Gambar

Gambar

Jumat, 05 Juni 2015

Upacara kelahiran, Perkawinan dan kematian dalam agama Budha




PEMBAHASAN
A. Kelahiran Kembali (Tumimbal-lahir)
Pemikiran Buddhis, kelahiran kembali (tumimbal-lahir) akan terjadi pada akhir kehidupan saat ini. Buddhis mengakui kelahiran kembali sebagai suatu fakta. Banyak sekali bukti yang menunjukkan bahwa seseorang yang telah mengalami hidup berkali-kali pada masa lalu dan akan terus hidup pada masa yang akan datang. Kelahiran kembali (tumimbal-lahir) merupakan suatu kenyataan dalam pengertian Buddhisme walaupun kebanyakan orang mungkin tidak menyadari hal tersebut.

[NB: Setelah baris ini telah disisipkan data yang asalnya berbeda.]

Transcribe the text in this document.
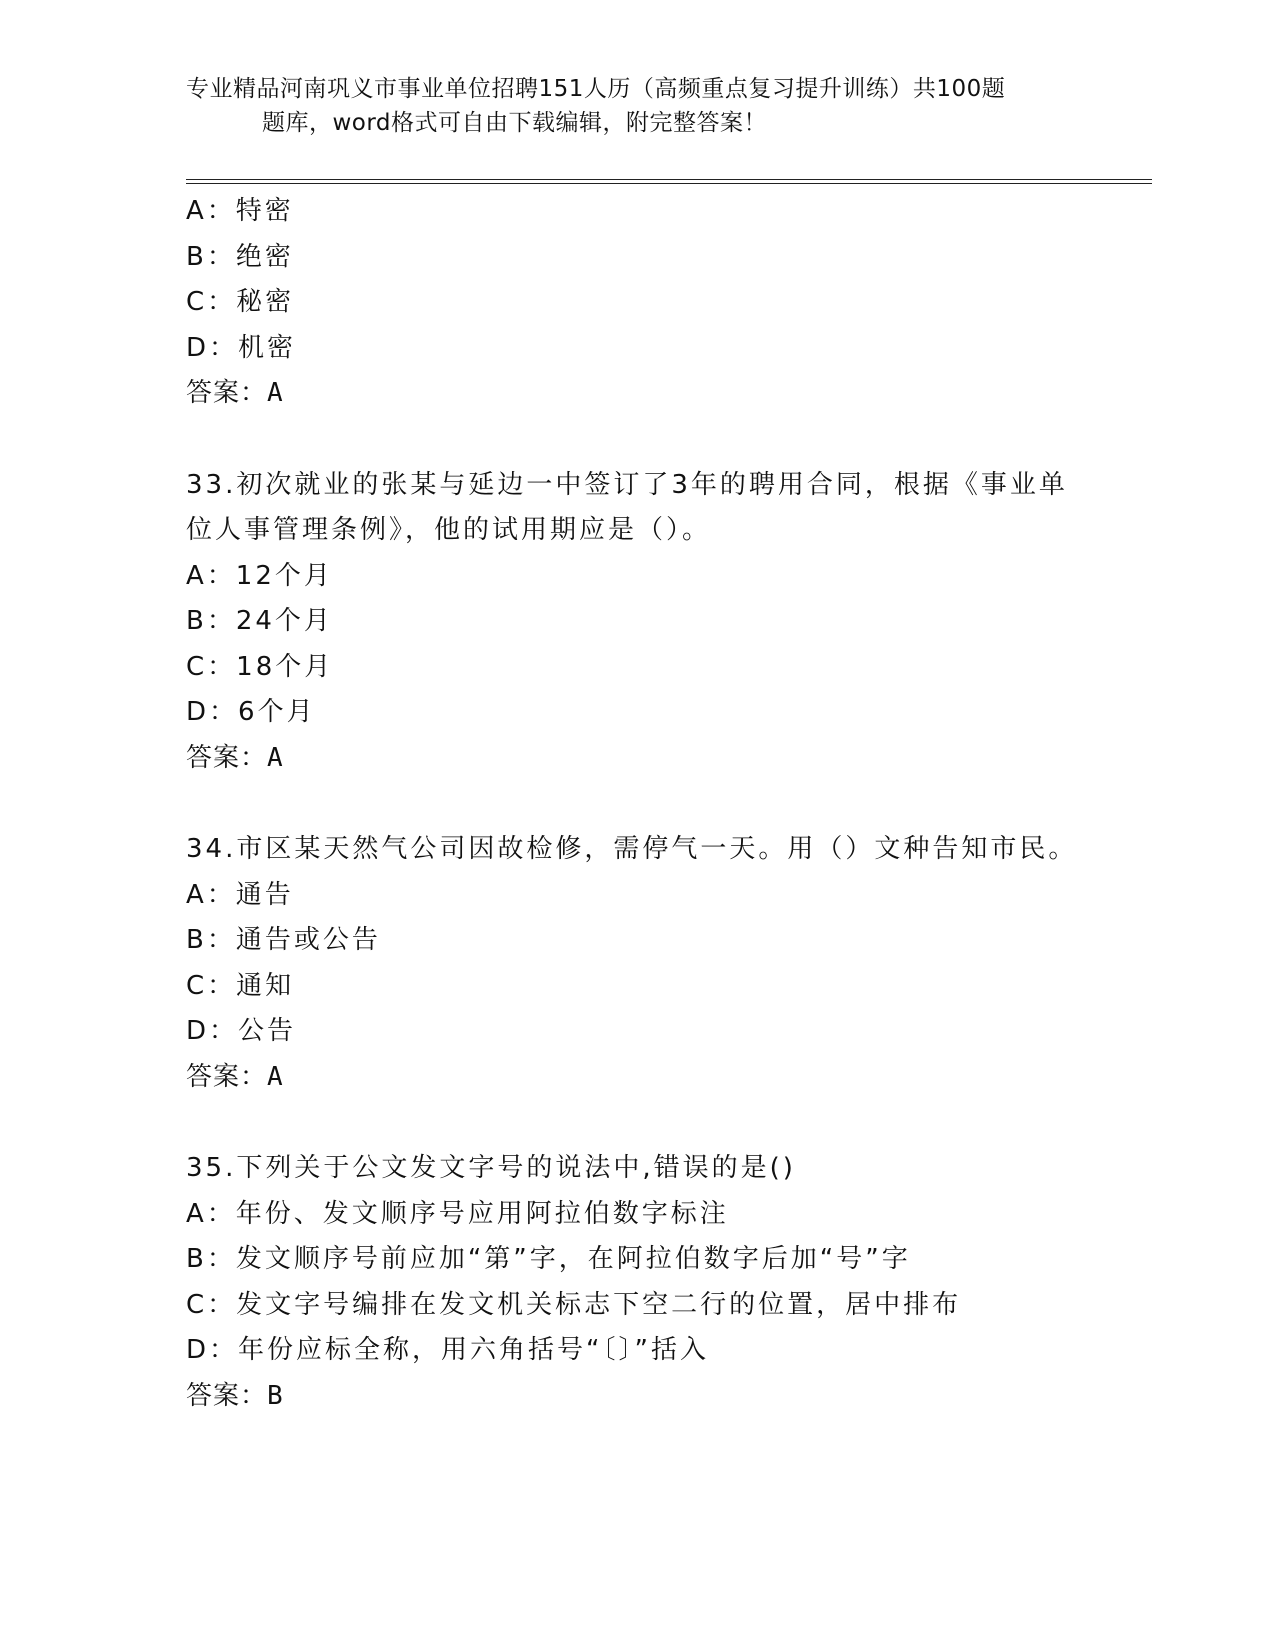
专业精品河南巩义市事业单位招聘151人历（高频重点复习提升训练）共100题
题库，word格式可自由下载编辑，附完整答案！
A：特密
B：绝密
C：秘密
D：机密
答案：A
33.初次就业的张某与延边一中签订了3年的聘用合同，根据《事业单
位人事管理条例》，他的试用期应是（）。
A：12个月
B：24个月
C：18个月
D：6个月
答案：A
34.市区某天然气公司因故检修，需停气一天。用（）文种告知市民。
A：通告
B：通告或公告
C：通知
D：公告
答案：A
35.下列关于公文发文字号的说法中,错误的是()
A：年份、发文顺序号应用阿拉伯数字标注
B：发文顺序号前应加“第”字，在阿拉伯数字后加“号”字
C：发文字号编排在发文机关标志下空二行的位置，居中排布
D：年份应标全称，用六角括号“〔〕”括入
答案：B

Keberadaan tentang adanya kehidupan masa sebelumnya dapat dikonfirmasikan kepada orang yang telah melatih pikirannya melalui meditasi.[1]
Sang Buddha pada malam pencapaian Pencerahan-Nya, memperoleh kemampuan melihat beberapa kehidupan Beliau sebelumnya. Beliau juga melihat makhluk hidup mati pada suatu tahapan keberadaan dan makhluk hidup lahir pada tahapan keberadaan lainnya, sesuai dengan karma yang dilakukannya. Sehingga hal ini merupakan pengalaman pribadi Beliau yang diajarkan kepada para murid-Nya, yaitu kebenaran tentang kelahiran kembali.
Sang Buddha bersabda, "Aku mengingat berjuta kali kelahiranKu dari kehidupan yang lampau sebagai berikut: mula-mula 1 kehidupan, kemudian 2 kehidupan, kemudian 3, 4, 5, 10, 20 sampai 50 kehidupan, kemudian seratus, seribu, seratus ribu dan seterusnya" (Majjhima Nikaya, Mahasaccaka Sutta No. 36, I.248)
Buddhisme mengajarkan bahwa kelahiran, kematian dan kelahiran kembali adalah merupakan suatu proses perubahan yang berkelanjutan. Hal tersebut sama dengan proses berkelanjutan dari pertumbuhan, kerusakan dan penggantian sel dalam tubuh seseorang. Menurut ahli kedokteran, setiap tujuh tahun semua sel di dalam tubuh seseorang akan diganti dengan yang baru.
B. Proses Kematian
Pada saat kematian, dimana hidupnya telah tiada dan tubuhnya sudah tidak bernyawa, maka pikirannya akan terpisah dari tubuh. Kematian merupakan suatu kejadian yang tidak dapat dihindari oleh semua makhluk hidup, dan tidak ada tempat persembunyian untuk menghindarinya.
Sang Buddha bersabda : " Tidak di langit, di tengah lautan, di celah-celah gunung atau di manapun juga dapat ditemukan suatu tempat bagi seseorang untuk menyembunyikan diri dari kematian. " (Dhammapada, 128).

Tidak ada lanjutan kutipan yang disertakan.